话是这么说,但他心里清楚,事情绝没有这么简单。
毕竟帝王之心,深不可测。
女帝信不信陈婉儿,谁也说不准。
“唉!”陈方世重重地叹了口气,整个人都颓了下去,“咱们陈家刚有点起色,怎么就遇上了这种事!”
“爹,越是这种时候我们越要稳住。”陈野的声音沉稳有力,“您和平时一样该做什么做什么,不要让外人看出我们府里乱了阵脚。
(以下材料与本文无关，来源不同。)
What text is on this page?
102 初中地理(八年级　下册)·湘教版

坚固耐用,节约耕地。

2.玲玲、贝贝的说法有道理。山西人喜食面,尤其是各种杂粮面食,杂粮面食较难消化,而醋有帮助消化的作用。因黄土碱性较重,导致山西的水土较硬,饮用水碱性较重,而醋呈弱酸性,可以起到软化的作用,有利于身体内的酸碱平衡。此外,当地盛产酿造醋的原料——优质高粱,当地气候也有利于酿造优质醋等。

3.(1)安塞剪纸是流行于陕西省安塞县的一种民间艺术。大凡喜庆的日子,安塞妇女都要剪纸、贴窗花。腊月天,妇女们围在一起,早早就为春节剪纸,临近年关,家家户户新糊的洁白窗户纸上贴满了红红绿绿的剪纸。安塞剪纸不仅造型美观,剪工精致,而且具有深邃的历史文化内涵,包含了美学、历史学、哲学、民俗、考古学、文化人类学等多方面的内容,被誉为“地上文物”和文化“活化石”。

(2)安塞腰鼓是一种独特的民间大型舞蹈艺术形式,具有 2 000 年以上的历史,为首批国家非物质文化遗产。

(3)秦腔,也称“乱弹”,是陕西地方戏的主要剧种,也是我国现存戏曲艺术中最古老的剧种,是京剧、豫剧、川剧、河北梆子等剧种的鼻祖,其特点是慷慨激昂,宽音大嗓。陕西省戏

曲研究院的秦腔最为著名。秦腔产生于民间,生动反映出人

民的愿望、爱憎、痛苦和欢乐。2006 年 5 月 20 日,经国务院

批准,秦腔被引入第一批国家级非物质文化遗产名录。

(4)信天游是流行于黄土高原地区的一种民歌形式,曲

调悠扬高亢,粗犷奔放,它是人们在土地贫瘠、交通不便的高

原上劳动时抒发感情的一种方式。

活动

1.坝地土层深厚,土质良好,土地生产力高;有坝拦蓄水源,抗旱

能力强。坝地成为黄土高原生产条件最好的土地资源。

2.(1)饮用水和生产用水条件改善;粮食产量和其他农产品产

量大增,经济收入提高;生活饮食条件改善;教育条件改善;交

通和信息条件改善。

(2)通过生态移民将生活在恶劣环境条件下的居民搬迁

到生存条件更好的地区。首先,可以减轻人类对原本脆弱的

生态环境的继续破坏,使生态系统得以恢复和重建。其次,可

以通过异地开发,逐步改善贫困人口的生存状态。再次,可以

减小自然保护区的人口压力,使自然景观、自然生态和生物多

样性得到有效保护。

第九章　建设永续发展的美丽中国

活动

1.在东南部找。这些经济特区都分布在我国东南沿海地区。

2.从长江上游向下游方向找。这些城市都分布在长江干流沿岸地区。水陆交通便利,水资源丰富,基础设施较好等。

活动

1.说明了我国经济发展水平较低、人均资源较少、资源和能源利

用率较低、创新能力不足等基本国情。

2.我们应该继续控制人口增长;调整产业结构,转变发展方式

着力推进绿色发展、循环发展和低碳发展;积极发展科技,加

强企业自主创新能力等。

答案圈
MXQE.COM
”
“府里的下人也要约束好,不许在外面乱嚼舌根。”
看着儿子镇定自若的样子,陈方世原本慌乱的心也安定了不少。
“好,爹听你的。”陈方世点了点头,“你自己也要小心。”
父子俩又聊了一会儿,陈野在安抚好父亲的情绪后这才回了自己的院子。
一进院门,就看到谢薇宁的丫鬟晴儿正等在门口。
“少爷,小姐在书房等您呢。”晴儿福了一礼。
陈野点了点头,走进书房。
只见谢薇宁坐在灯下,手里捧着一本书,但眼神却有些飘忽,显然心思不在书上。
听到脚步声后她抬起头,在看到是陈野后眼神里流露出一丝关切。
“回来了。”
“嗯。”陈野在她对面坐下,给自己倒了杯水,喝了两口后这才言道。
“外面的传言你都听说了?”
谢薇宁点了点头,放下了手里的书。
“我刚从商会回来,听说了礼部尚书李成风死在玄镜司天牢的事。”
说到这她犹豫了一下,但还是开口问道:“他们说这事跟你和姐姐有关?”
“有关。”陈野没有隐瞒,“人是我看守的,最后审问他的是我姐姐。”
谢薇宁的呼吸一滞。
虽然早有预料,但亲耳听到陈野承认,她的心还是揪了一下。
“那……现在情况怎么样?”
“我被停职了。”陈野的语气很平淡,像是在说一件跟自己无关的事。
谢薇宁的眉头皱了起来。
“停职?这是什么意思?他们想让你顶罪?”
“不清楚。”陈野摇了摇头,“或许是,或许不是。”
与此同时,陈野听到了谢薇宁的心声。
【他被停职了……事情这么严重吗?】
【那些人会不会对他不利?他现在可是众矢之的。】
【不行,我得做点什么,谢家在云州还有些人脉,或许能帮上忙。】
感受到谢薇宁的担忧,陈野的心里流过一股暖意。
“你不用担心。”陈野的声音柔和了一些,“这件事没你想象的那么严重,我只是被暂时推到了台前而已,不会有事的。”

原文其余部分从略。